If you’re anxious about the size of your binary, there’s a lot of useful advice on the internet to help you reduce it. In my experience, though, people are reticent to discuss their static libraries. If they’re mentioned at all, you’ll be told not to worry about their size: dead code will be optimized away when linking the final binary, and the final binary size is what matters.
But that advice didn’t help me, because I wanted to distribute a static library
and the size was causing me problems. Specifically, I had a Rust library1
that I wanted to make available to Go developers. Both Rust and Go can interoperate
with C, so I compiled the Rust code into a C-compatible library and made a little
Go wrapper package for it.
Like most pre-compiled C libraries, I can distribute it either as a static
or a dynamic library. Now Go developers are accustomed to static linking, which
produces self-contained binaries that are refreshingly easy to deploy. Bundling
a pre-compiled static library with our Go package allows Go developers to just
go get https://github.com/nickel-lang/go-nickel and get to work. Dynamic
libraries, on the other hand, require runtime dependencies, linker paths, and installation instructions.
So I really wanted to go the static route, even if it came with a slight size penalty. How large of a penalty are we talking about, anyway?
❯ ls -sh target/release/
132M libnickel_lang.a
15M libnickel_lang.so😳 Ok, that’s too much. Even if I were morally satisfied with 132MB of library, it’s way beyond GitHub’s 50MB file size limit.2 (Honestly, even the 15M shared library seems large to me; we haven’t put much effort into optimizing code size yet.)
The compilation process in a nutshell
Back in the day, your compiler or assembler would turn each source file into an “object” file containing the compiled code. In order to allow for source files to call functions defined in other source files, each object file could announce the list of functions3 that it defines, and the list of functions that it very much hopes someone else will define. Then you’d run the linker, a program that takes all those object files and mashes them together into a binary, matching up the hoped-for functions with actual function definitions or yelling “undefined symbol” if it can’t. Modern compiled languages tweak this pipeline a little: Rust produces an object file per crate4 instead of one per source file. But the basics haven’t changed much.

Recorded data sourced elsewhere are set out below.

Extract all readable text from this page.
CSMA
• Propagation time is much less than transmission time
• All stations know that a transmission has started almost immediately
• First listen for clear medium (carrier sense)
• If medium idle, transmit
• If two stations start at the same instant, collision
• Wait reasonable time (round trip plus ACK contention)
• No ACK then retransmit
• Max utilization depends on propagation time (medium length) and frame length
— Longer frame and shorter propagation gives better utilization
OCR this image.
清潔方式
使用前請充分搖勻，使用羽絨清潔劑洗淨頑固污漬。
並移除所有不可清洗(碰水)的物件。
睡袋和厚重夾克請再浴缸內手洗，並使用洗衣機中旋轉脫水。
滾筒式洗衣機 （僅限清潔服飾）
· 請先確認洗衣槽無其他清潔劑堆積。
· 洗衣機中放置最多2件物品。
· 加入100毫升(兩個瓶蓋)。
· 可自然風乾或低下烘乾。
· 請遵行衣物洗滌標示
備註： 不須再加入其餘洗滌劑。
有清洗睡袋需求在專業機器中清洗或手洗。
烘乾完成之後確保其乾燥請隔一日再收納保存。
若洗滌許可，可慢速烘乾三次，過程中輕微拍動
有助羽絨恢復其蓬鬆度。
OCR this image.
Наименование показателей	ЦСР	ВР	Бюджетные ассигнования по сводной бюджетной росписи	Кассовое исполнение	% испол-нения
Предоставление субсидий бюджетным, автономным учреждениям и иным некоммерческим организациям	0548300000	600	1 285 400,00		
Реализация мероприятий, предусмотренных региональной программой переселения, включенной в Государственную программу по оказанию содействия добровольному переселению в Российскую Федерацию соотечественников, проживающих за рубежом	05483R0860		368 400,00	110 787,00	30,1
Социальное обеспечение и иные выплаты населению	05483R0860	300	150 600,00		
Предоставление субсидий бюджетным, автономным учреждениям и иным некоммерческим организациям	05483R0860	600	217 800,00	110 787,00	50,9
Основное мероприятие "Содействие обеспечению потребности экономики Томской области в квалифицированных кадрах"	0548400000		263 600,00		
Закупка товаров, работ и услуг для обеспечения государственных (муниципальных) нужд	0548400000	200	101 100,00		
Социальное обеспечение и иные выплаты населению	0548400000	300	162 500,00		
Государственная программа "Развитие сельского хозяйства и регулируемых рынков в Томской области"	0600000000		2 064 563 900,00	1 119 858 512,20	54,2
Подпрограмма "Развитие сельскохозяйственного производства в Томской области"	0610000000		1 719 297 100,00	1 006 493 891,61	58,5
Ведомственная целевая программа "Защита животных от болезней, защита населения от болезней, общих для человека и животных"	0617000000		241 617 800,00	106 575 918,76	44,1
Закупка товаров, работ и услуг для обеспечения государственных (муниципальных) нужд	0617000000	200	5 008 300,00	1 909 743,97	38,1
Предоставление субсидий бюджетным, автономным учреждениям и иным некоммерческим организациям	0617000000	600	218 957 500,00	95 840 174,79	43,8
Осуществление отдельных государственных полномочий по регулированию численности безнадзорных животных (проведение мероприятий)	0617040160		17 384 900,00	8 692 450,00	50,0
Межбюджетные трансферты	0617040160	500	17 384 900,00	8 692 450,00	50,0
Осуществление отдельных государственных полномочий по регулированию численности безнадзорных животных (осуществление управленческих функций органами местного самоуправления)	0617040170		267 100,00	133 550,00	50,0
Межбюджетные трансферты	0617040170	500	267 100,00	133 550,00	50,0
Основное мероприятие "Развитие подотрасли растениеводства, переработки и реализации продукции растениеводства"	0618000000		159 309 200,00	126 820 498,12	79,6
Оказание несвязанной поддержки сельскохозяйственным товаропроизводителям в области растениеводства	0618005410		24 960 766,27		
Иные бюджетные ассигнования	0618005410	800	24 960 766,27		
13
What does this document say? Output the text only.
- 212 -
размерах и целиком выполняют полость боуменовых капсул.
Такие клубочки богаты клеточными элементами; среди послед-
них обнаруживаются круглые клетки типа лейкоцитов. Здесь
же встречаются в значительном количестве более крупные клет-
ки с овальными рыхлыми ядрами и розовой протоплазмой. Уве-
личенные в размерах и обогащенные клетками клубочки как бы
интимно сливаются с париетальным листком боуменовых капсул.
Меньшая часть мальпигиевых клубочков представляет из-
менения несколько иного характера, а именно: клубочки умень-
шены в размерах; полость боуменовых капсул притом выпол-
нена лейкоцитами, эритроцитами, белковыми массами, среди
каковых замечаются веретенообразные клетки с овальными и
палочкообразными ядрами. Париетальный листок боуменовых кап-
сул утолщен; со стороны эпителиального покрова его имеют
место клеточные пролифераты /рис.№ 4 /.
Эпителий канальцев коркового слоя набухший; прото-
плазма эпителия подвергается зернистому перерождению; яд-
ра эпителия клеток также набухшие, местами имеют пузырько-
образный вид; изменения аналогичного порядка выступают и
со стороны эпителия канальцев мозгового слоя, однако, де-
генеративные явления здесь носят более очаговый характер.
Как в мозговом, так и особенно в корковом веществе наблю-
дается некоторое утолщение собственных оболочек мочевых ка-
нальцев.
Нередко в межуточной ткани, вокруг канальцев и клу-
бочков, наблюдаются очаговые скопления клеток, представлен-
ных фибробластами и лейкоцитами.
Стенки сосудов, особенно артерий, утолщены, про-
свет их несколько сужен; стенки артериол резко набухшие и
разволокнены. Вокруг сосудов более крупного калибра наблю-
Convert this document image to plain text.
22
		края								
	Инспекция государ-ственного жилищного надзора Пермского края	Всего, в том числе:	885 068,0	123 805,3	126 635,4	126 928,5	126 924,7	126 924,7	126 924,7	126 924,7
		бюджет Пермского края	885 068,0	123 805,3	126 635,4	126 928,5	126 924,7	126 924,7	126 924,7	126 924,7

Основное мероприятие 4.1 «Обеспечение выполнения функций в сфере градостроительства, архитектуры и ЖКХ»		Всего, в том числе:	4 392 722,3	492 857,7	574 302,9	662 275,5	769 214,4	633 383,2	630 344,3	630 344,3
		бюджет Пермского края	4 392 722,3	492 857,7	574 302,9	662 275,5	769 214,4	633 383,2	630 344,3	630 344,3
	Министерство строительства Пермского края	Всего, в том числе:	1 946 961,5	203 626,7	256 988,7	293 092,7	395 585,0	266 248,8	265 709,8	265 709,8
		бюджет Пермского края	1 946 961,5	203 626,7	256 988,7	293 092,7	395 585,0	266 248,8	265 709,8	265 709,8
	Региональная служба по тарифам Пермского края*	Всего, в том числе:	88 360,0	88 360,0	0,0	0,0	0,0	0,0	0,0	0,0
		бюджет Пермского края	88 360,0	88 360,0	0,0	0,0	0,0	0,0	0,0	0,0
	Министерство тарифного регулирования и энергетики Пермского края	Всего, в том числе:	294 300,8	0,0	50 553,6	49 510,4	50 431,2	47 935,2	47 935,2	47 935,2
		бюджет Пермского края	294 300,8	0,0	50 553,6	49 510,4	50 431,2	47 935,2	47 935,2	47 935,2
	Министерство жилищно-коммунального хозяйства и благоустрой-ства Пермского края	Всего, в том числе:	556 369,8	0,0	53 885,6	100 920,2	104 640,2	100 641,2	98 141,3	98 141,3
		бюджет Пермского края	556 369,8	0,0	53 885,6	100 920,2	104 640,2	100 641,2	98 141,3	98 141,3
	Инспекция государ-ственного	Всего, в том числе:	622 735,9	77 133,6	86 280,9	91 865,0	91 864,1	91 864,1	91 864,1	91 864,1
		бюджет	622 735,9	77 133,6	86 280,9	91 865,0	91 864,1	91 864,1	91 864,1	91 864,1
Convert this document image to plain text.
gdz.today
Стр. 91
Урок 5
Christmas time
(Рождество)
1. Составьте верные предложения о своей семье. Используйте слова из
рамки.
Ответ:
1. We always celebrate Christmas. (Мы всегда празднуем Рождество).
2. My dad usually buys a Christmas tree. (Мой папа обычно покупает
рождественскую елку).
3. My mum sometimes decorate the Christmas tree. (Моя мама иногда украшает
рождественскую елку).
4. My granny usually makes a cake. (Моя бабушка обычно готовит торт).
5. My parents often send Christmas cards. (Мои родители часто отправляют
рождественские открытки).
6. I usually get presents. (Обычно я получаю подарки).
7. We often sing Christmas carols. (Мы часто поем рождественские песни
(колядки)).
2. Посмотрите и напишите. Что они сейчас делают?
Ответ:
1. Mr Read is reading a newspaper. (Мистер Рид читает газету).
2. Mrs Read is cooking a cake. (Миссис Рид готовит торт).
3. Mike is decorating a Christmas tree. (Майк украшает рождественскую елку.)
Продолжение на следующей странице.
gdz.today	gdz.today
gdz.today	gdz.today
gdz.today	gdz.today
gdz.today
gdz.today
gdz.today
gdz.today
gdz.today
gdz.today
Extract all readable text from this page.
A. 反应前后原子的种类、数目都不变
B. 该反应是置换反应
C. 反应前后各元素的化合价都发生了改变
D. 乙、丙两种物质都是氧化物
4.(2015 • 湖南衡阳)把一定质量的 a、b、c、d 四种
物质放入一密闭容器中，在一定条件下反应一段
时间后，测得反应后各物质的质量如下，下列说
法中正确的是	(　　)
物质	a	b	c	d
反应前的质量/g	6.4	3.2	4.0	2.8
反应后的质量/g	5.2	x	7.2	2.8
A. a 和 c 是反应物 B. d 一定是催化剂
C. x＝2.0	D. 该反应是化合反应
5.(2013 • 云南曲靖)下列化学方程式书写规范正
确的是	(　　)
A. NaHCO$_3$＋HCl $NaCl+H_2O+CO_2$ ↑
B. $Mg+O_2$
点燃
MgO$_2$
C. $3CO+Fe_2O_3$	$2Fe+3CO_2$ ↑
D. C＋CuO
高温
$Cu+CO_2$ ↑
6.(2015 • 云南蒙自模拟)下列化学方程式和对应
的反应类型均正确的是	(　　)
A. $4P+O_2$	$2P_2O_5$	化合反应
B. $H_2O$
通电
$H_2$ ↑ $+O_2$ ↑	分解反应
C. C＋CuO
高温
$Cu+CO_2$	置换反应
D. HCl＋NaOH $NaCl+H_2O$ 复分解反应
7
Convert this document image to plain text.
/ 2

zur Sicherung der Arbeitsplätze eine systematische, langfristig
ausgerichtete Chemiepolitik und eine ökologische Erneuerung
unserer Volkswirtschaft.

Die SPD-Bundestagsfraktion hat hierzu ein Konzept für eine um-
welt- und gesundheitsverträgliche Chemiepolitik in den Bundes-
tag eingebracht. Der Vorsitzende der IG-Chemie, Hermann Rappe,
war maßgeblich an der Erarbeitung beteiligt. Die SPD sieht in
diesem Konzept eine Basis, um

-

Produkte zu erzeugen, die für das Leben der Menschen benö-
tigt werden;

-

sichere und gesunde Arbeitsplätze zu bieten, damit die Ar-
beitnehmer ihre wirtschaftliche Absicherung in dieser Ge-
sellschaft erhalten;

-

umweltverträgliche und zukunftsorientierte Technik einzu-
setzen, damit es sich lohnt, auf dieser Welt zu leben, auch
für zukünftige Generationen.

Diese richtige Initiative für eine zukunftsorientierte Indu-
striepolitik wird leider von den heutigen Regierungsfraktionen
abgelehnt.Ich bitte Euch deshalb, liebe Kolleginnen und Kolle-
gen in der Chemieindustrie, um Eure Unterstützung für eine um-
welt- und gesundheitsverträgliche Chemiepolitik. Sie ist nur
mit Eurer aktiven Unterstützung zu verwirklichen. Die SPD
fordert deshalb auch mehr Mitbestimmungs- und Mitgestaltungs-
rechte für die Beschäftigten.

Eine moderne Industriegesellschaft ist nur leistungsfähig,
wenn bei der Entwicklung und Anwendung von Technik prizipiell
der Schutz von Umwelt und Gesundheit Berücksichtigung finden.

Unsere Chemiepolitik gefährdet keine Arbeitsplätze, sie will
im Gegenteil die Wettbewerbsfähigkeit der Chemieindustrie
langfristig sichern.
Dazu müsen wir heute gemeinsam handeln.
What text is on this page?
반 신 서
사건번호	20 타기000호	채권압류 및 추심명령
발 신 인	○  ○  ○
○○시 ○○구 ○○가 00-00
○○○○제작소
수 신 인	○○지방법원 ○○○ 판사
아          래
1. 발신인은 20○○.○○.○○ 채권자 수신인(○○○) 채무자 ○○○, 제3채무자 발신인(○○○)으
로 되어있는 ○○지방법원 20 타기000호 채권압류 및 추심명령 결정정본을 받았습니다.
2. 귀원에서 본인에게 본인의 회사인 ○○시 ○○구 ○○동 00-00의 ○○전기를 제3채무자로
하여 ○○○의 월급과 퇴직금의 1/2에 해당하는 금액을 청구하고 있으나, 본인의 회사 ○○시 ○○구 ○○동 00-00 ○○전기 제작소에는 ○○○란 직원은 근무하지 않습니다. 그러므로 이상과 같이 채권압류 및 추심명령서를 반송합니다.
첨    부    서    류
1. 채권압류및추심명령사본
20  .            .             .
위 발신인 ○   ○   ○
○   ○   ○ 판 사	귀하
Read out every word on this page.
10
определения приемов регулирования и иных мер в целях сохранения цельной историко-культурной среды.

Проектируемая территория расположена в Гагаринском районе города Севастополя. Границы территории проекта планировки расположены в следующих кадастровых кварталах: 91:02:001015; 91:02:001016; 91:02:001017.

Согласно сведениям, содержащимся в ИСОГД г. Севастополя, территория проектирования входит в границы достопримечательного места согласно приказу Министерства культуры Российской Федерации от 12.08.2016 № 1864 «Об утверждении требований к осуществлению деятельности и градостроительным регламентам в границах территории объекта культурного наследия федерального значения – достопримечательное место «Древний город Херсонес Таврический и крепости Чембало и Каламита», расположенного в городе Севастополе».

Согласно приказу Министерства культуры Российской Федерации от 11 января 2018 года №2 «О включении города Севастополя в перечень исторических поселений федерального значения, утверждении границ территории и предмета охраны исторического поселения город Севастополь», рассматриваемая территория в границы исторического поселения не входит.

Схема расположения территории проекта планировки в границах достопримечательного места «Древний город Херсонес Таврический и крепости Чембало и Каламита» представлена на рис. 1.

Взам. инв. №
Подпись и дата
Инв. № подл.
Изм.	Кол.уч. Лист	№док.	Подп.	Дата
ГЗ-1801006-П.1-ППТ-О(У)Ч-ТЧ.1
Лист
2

A static library is nothing but a bundle of object files, wrapped in an ancient and never-quite-standardized archive format. No linker is involved in the creation of a static library: it will be used eventually to link the static library into a binary. The unfortunate consequence is that a static library contains a lot of information that we don’t want. For a start, it contains all the code of all our dependencies even if much of that code is unused. If you compiled your code with support for link-time optimization (LTO), it contains another copy (in the form of LLVM bitcode — more on that later) of all our code and the code of all our dependencies. And then because it has so much redundant code, it contains a bunch of metadata (section headers) to make it easier for the linker to remove that redundant code later. The underlying reason for all this is that extra fluff in object files isn’t usually considered a problem: it’s removed when linking the final binary (or shared library), and that’s all that most people care about.
Re-linking with ld
I wrote above that a linker takes a bunch of object files and mashes
them together into a binary. Like everything in the previous section,
this was an oversimplification: if you pass the --relocatable flag
to your linker, it will mash your object files together but write out
the result as an object file instead of a binary.
If you also pass the --gc-sections flag, it will remove
unused code while doing so.
This gives us a first strategy for shrinking a static archive:
- unpack the archive, retrieving all the object files
- link them all together into a single large object, removing unused code. In this step we need to tell the linker which code is used, and then it will remove anything that can’t be reached from the used code.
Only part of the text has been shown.